Would this be misconduct?

[MeatPotatos]

We all have work laptops to WFH and bring to the office on office days
The laptos are registered with the IT team of course

Colleague uses their own PC at home and is now buying a new laptop especially for when they want to work from a coffee shop or somewhere else because they don’t like the brand used by our company

I warned colleague that this might be a breach in the contract and against the company’s policies but they don’t care

I was going to check the contract and policies myself but forgot. Anyway it is not my problem but I’m just curious, this is not the done thing right?

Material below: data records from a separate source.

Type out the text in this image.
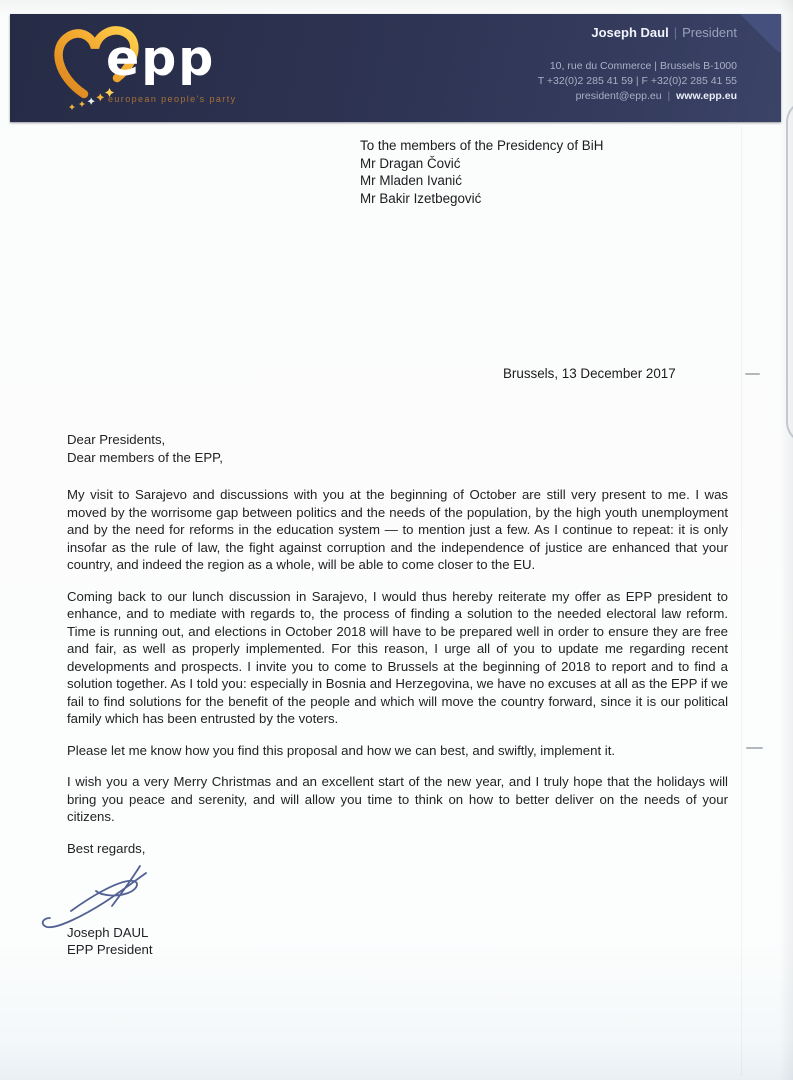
epp
european people's party
Joseph Daul | President
10, rue du Commerce | Brussels B-1000
T +32(0)2 285 41 59 | F +32(0)2 285 41 55
president@epp.eu | www.epp.eu
To the members of the Presidency of BiH
Mr Dragan Čović
Mr Mladen Ivanić
Mr Bakir Izetbegović
Brussels, 13 December 2017
Dear Presidents,
Dear members of the EPP,

My visit to Sarajevo and discussions with you at the beginning of October are still very present to me. I was moved by the worrisome gap between politics and the needs of the population, by the high youth unemployment and by the need for reforms in the education system — to mention just a few. As I continue to repeat: it is only insofar as the rule of law, the fight against corruption and the independence of justice are enhanced that your country, and indeed the region as a whole, will be able to come closer to the EU.

Coming back to our lunch discussion in Sarajevo, I would thus hereby reiterate my offer as EPP president to enhance, and to mediate with regards to, the process of finding a solution to the needed electoral law reform. Time is running out, and elections in October 2018 will have to be prepared well in order to ensure they are free and fair, as well as properly implemented. For this reason, I urge all of you to update me regarding recent developments and prospects. I invite you to come to Brussels at the beginning of 2018 to report and to find a solution together. As I told you: especially in Bosnia and Herzegovina, we have no excuses at all as the EPP if we fail to find solutions for the benefit of the people and which will move the country forward, since it is our political family which has been entrusted by the voters.

Please let me know how you find this proposal and how we can best, and swiftly, implement it.

I wish you a very Merry Christmas and an excellent start of the new year, and I truly hope that the holidays will bring you peace and serenity, and will allow you time to think on how to better deliver on the needs of your citizens.

Best regards,
Joseph DAUL
EPP President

It's usually impossible OP. We need to log into the work VPN before accessing anything and it's software you can't just download off the internet.
Your job must be pretty lax if people are even able to use their own machines

Like PP, it wouldn't be possible where I work either.

However, where DH works it definitely is possible because he does it. He uses his Mac for some things because he finds it easier. It's a small, relaxed company and they don't mind. Tbh, they'd be pretty unreasonable to mind because his personal laptop was the only thing he had available to use throughout covid because they didn't supply him with a laptop to wfh on.

Surely this is massively field specific.
This wouldn't be an issue in my job. My DP couldn't even find out the days he's rotaed to work this week as they can't see anything unless there on a work laptop.

We'd just log into teams/outlook/remote desktop through the browser. No big deal.

There is no VPN - you just need to log in with your work email apparently. Some people also use their phones.

As long as there is appropriate authentication on the systems accessed for work, I don’t see an issue.

MFA takes care of security concerns, mostly.

With MS Office 365, whith everything cloud based, a VPN isn’t used I don’t think. You can log in on any device from anywhere, though your employer might have geographic restrictions, using secure MFA and MS Authenticator.

We don't just use the same MS Office that everyone else does...There are additional layers tying the Microsoft native authentication methods to our internal ones.
For example we don't login with a username password or authenticator. Once we login to our work laptops, we type in our Microsoft username and it logs us into the apps.
I don't know whether it directly ses a token stored on our machines, or it does additional validation based on said token (or maybe the user profile of the machine).
But, it has no password so It's impossible to just download the app and use it on any device.

We have virtual desktops, but there are multiple levels of authentication to access systems. We can use our own laptop/PC or the company-provided one when WFH, but are strictly forbidden from using unsecured public networks such as those in coffee shops. I would imagine this is a common policy for anyone who has access to any sort of sensitive data.

It depends where you work. It's fine where I am now (and indeed very common - people would often use a work laptop and personal tablet, for example). In my last job it may well have been gross misconduct.

You've warned her. If you're not her boss and have no responsibility over her doing this, then just leave her to it.

We use our own laptops at home.

We aren’t issued with company ones.

So yes it’s possible.

The company may have a Use Your Own Device policy, it’s quite common in private sector businesses

It depends on the IT and data security policies. Dh was not allowed to login outside office or home, only on issued equipment.

When the pandemic hit we were sent to WFH and it was expected that we used our own as they didn't provide company ones until about 18 months in! I still use my own at home and a work one in the office, no idea if it's allowed but would be hard to enforce as they expected us to use our own initially! And yes, we have a Remote Desktop for secure systems but most work is just office 365 that can be logged in to from any device.

Same for us when the pandemic hit, we had to download a Citrix virtual desktop thing and use our own laptops until we were sent work ones.

OP, as your work systems don't sound very secure or complex then what difference will your colleague using their own laptop make, and how will anyone know?

It will depend on their company policies. Often there is an End User Agreement/Acceptable Use Policy that employees sign to agree they will follow the rules in place. These rules usually cover things like:

• suitable passwords/device authentication
• suitable work environments
• whether work content can be accessed over public WiFi
• what kind of anti-virus/firewall needs to be installed on a device used to access work content
• whether Bring Your Own Device can be utilised

If she has agreed to these policies and knowingly breaches them then it would be misconduct, if as a result of that breach confidential company data is leaked or systems are breached then it would be within their rights to escalate that to gross misconduct.